# Great, very friendly Northern Virginia Source!



## daves1 (Oct 29, 2010)

Brian, thanks for the info. I have to check this place out the next time I head to my cabin. I go right by there. Can't wait.


----------



## DYNO360 (Jul 22, 2010)

Thanks. Berryville is close by in Clarke county, Virginia. I live next to Clarke county in Jefferson county, West Virginia. I got to check them out.


----------



## CharlesNeil (Oct 21, 2007)

here is another guy in Va, we use all the time, but will certainly have to check these guys out..


----------



## Brian024 (Feb 2, 2009)

What part of Jefferson County do you live in DYNO, I live in Kearneysville so its about 20 to 25 minutes from there.

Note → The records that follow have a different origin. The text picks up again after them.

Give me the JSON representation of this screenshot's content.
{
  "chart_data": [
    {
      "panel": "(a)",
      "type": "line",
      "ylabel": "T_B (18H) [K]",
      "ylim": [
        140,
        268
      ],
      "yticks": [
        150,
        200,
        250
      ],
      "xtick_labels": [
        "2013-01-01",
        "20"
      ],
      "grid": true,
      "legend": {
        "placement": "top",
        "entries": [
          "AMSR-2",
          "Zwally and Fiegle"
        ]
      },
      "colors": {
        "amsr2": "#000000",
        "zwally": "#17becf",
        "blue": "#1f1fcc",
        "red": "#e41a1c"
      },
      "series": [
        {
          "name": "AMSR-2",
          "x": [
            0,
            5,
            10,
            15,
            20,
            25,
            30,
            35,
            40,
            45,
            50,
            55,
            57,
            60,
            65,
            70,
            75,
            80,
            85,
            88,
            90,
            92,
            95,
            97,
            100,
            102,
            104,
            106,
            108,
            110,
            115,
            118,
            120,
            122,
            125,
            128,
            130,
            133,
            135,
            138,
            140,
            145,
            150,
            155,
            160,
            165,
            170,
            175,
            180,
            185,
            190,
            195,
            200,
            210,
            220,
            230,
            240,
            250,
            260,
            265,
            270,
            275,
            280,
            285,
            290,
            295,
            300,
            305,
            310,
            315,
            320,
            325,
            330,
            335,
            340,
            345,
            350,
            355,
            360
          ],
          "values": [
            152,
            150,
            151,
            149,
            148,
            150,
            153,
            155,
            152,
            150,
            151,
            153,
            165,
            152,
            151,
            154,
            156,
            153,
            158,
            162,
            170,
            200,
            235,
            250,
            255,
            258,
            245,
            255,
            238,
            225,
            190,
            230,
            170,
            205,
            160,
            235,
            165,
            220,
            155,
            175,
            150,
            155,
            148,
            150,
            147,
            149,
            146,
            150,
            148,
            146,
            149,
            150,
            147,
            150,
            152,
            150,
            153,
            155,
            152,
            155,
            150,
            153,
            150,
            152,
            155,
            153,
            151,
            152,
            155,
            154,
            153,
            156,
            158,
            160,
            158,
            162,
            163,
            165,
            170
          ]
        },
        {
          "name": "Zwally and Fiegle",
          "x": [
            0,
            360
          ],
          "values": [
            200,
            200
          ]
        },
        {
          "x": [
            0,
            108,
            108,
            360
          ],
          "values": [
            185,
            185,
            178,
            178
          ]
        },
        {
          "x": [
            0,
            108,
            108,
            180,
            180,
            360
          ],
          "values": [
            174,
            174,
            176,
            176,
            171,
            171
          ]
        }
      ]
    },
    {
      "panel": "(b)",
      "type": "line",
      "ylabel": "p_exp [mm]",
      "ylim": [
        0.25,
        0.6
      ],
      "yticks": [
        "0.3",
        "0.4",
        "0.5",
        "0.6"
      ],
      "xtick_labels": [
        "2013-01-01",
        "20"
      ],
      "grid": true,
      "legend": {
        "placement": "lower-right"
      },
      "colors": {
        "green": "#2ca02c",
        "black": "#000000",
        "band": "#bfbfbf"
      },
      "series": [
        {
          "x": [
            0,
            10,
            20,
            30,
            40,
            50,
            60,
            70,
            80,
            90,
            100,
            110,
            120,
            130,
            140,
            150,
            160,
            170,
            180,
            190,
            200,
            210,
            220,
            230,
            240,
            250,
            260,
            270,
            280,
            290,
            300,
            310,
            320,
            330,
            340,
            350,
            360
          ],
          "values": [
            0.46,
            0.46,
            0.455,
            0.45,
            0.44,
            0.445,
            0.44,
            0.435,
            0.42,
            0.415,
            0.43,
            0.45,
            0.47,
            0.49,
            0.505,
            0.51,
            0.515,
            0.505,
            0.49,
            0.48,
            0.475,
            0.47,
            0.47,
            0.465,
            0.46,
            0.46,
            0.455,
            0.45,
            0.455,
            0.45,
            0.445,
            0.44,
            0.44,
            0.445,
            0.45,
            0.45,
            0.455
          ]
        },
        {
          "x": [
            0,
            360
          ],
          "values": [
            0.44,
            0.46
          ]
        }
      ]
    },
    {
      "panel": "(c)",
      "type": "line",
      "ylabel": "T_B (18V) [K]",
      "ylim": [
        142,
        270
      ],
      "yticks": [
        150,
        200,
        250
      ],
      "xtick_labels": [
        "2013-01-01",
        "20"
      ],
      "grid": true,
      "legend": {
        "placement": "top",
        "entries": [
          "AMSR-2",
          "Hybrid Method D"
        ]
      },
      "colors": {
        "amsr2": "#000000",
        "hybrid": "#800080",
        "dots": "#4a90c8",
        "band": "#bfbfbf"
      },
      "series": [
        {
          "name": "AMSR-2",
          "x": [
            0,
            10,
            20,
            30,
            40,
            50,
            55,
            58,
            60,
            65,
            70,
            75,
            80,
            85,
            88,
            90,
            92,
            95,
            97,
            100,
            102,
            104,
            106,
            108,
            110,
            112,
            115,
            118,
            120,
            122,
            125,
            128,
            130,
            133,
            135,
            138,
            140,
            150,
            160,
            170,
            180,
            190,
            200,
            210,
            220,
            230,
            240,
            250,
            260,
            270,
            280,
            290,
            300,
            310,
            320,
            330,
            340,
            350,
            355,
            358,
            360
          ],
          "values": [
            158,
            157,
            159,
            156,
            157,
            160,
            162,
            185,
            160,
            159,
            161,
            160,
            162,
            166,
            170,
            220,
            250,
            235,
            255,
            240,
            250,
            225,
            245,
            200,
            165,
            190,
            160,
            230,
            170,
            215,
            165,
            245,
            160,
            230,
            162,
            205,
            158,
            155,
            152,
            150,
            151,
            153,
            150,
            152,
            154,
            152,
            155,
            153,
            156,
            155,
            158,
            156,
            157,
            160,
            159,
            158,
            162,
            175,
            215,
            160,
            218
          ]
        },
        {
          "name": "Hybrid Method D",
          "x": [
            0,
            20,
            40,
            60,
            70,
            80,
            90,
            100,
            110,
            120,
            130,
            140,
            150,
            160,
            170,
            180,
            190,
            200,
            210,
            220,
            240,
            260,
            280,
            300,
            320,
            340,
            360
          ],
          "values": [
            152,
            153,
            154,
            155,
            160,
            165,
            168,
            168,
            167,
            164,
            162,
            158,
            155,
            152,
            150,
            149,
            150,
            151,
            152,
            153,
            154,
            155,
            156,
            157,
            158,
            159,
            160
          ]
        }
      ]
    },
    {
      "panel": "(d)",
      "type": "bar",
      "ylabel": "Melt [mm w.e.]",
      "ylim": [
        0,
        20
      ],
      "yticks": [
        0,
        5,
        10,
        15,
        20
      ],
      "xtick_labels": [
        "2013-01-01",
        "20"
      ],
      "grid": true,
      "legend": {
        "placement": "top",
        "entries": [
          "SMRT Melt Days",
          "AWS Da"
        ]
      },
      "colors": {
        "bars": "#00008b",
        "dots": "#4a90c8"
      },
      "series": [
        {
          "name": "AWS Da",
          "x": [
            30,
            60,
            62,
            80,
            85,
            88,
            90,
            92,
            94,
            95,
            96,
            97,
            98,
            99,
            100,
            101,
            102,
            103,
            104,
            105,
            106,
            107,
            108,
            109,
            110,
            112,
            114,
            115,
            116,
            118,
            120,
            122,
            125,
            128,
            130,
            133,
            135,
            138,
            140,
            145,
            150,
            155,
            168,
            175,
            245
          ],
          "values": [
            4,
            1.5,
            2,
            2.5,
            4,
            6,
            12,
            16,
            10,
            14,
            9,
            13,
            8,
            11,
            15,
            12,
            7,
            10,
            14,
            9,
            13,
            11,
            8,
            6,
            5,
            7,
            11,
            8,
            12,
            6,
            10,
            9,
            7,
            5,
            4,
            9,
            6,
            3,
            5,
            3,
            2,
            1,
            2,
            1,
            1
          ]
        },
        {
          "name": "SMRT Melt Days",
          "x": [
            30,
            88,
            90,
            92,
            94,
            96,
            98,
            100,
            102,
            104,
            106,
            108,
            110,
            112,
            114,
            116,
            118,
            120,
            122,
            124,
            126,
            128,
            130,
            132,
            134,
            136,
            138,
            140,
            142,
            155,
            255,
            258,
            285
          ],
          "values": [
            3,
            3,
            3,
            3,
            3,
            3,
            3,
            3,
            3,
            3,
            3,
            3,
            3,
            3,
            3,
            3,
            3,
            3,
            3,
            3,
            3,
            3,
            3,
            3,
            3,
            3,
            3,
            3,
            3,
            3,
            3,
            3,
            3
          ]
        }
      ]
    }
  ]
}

I'll ave to check those guys out to Charles, I've been looking for sources closer to home.


----------



## bomisore (Jun 27, 2010)

Do you know of any good dealers closer to DC?


----------



## Bertha (Jan 10, 2011)

I'm in Kanawha County, WV, so it's a bit of a trek for me. I might end up checking them out, as I haven't had much other luck.


----------



## matthew_dunne (Jan 31, 2009)

Hey Ben,
You may want to check out Vienna Hardwoods.


----------



## daves1 (Oct 29, 2010)

Ben, try Hardwoods Inc. in frederick. They have a great selection. Also Exotic Lumber inc. in Gaithersburg.


----------



## Woodbutcher3 (Jul 1, 2010)

Awesome prices - What great resouce - thanks for sharing!


----------



## bomisore (Jun 27, 2010)

Matt and Dave, thanks will be going to Vienna tomorrow.


----------